例年一日か二日かくらいで過ぎ去り、すこしずつ調子が戻ってくる。「また今年も来たか」と諦めるしかない。完全休養日と割り切っている。
昨年は一月二十四日から二十五日にかけてがそうだった。「頭蓋骨に膜がはっているかんじがして頭がまわらない」と書いている。
近年では「夏バテ」ではなく、「冬バテ」という言葉もあるようだ。気温の低下、寒暖差による疲労などが原因といわれている。
解決策は栄養と休養しかない。不調のときに焦らないこともすごく大切だ。誰にだって調子のよくない時期はある、よくあること——とおもうことにしている。
津田左右吉の「日信」一九二六年一月分をパラパラ読む。
《カアテンをあげて、ガラスごしの日光を背に浴びつゝ読書をしてゐると、からだだけは春にあつややうにあたゝかであるが、手さきがつめたい。(中略)あたゝかいやうな、寒いやうな、調子の整はぬ感じが自分を支配している》(一月四日)
《カアテンを少しおし開けて、そこから入つて来る日光をからだに受けてゐると、非常にあたゝかい気がする。ちやうどすきま風がひどく寒く感ぜられると同様である。人間の幸福もこんなものではないかと思ふ。幸福は小さいがよい。せまい窓からさし込む明るい日光と同様、生活のどの部分かにそれが感ぜられるだけの程度のがよい》(一月七日)
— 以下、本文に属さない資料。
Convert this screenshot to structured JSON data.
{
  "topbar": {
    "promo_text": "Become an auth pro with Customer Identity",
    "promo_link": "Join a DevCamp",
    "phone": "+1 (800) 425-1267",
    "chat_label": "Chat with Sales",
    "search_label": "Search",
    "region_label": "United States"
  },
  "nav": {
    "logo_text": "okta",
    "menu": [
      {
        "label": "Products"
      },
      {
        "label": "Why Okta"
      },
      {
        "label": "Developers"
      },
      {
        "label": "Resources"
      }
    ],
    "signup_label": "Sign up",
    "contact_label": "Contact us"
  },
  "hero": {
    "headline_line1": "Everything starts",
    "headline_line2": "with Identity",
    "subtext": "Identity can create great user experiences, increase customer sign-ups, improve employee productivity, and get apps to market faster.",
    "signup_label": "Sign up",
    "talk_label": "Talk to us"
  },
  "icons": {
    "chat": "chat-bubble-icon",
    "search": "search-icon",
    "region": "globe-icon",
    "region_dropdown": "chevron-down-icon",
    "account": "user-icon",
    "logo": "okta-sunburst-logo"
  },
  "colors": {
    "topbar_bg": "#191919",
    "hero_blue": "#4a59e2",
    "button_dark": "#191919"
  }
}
冬のあいだ、津田左右吉はカーテンの隙間からの日向ぼっこをするのが好きだった。ここ数日、カーテンを開けてなかったことに気づく。
《せなかに日光をうけて机に向つてゐると、うとうととねむくなる。眼をあけてゐるでもなし、閉じてゐるでもなし、半ばゆめみごこちでゐると、此のせまい部屋が限りなく広い世界のやうでもある》(一月二一日)
《目がさめたまぎはにはもう少しはつきりしてゐたが、いま書こうと思ふと、殆ど書けない程にぼんやりしてゐる》(一月二十八日)
《仕事にも考へることにも気分といふものがある。それは一つの調子である。調子の無い音楽が成り立たぬやうに、気分の整わぬ仕事は出来ない。今日の僕は調子のない楽曲を作らうとするやうであつた》(一月三十日、三十一日追記)
津田左右吉のような大学者でもこんなかんじで苦労していたことを知ると安心する。
インターネットで「冬バテ」対策を検索したら、肉を食べたほうがいいとあり、 夜、豚バラとしょうがをたっぷり入れたとん汁作る。食べたらすこし元気が出た。